For information on how to declare array columns, see Arrays and Sets (Collections).

Maps

Maps use the type name map and support one attribute:

Attribute Description
values The schema of the map's items

The favroparser treats map keys as strings. For example, you can declare the map type as a long as follows: 

{"type": "map", "values": "long"}

Similar to Records types, Maps can also be nested and flattened using flatten_maps=true.

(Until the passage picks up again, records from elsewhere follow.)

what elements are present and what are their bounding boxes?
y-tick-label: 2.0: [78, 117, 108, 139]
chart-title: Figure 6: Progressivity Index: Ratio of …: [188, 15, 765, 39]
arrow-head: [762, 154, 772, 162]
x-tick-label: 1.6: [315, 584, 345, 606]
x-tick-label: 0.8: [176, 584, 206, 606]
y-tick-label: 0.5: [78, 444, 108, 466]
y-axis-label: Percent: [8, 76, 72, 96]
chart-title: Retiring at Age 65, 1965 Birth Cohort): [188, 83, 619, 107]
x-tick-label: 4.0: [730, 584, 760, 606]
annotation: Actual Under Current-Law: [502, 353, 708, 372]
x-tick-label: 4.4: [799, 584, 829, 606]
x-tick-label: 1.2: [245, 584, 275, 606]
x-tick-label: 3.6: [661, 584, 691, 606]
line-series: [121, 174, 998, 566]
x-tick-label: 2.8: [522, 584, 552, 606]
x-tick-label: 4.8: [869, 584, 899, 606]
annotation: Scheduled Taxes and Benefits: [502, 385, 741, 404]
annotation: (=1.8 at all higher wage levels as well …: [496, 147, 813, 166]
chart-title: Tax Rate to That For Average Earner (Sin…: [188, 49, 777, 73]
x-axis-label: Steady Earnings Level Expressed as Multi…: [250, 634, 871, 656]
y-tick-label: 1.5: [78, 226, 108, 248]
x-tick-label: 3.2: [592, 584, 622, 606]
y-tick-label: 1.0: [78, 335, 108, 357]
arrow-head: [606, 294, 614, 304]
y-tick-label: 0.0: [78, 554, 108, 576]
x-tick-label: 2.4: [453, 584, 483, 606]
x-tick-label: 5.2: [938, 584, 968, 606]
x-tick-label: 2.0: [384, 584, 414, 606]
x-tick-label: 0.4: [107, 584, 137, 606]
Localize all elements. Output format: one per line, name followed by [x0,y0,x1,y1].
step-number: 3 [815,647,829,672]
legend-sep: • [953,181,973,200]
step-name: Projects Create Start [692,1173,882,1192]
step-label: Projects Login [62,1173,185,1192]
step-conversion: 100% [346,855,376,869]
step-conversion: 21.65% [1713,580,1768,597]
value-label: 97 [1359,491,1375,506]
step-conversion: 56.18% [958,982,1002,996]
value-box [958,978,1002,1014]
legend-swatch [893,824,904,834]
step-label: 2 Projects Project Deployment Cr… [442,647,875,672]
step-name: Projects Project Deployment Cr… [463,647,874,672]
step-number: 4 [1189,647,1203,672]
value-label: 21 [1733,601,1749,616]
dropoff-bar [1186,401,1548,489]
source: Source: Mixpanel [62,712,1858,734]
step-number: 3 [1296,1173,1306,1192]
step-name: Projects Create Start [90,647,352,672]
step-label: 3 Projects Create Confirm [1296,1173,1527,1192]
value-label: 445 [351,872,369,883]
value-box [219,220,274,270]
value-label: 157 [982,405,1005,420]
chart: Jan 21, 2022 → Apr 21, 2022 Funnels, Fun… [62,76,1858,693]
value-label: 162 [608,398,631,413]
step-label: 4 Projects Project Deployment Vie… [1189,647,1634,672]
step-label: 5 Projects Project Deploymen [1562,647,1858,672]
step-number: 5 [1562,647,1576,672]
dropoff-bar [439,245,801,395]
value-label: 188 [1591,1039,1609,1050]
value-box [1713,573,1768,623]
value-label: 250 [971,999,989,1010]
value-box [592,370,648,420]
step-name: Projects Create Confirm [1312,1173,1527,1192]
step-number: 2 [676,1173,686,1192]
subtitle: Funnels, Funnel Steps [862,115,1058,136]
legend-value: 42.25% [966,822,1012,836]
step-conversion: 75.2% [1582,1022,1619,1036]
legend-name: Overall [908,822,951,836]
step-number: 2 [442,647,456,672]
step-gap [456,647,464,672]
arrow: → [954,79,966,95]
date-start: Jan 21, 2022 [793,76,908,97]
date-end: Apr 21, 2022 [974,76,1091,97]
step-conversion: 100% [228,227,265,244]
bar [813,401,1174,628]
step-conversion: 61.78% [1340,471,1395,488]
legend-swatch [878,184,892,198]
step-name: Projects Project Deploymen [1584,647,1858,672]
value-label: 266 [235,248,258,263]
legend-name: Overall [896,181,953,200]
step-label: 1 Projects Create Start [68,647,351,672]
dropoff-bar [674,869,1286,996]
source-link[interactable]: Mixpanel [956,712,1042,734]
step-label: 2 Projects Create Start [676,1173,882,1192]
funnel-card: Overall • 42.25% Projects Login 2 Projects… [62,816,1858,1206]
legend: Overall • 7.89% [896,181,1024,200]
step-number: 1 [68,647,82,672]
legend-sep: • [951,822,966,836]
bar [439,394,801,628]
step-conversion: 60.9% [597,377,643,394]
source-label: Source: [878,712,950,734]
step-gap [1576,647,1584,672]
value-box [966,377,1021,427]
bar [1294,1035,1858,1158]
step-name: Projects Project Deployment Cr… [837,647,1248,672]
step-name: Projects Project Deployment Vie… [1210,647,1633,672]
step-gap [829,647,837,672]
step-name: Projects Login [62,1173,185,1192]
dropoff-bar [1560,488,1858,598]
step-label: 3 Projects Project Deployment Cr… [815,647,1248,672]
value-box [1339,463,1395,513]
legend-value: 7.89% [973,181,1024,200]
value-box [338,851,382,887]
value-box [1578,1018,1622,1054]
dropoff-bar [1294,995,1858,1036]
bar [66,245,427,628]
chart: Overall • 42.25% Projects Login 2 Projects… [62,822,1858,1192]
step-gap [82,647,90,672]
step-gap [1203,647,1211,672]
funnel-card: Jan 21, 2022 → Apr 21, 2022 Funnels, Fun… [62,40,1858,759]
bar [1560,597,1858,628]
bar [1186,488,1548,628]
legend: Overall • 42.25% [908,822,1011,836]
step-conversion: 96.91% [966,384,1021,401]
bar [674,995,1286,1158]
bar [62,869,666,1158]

The favroparser inserts key-value pairs from the Avro map as key-value pairs in the __raw__ column. For an Avro record that has KeyX with value 10, and KeyY with value 20, favroparser loads the key-value pairs as virtual columns KeyX and KeyY, with values 10 and 20, respectively.

Unions

Vertica uses JSON arrays to represent Avro Unions. Consider this example:

{"name":"TransactionID","type":["string","null"]}

The field TransactionID can be a string or null.

Fixed

Fixed (fixed) Avro types support two attributes:

Attribute Description
name A string for the name of this data type
size An integer, specifying the number of bytes per value

For example, you can declare a 16-byte quantity:

{"type": "fixed", "size": 16, "name": "md5"}

With the preceding declaration is the Avro file schema, consider a record that contains a field with the following byte values for the key md5:

[0, 1, 2, 3, 4, 5, 6, 7, 8, 9, 0, 1, 2, 3, 4, 5]

The favroparser loads the key value pair as an md5 key with the preceding byte values.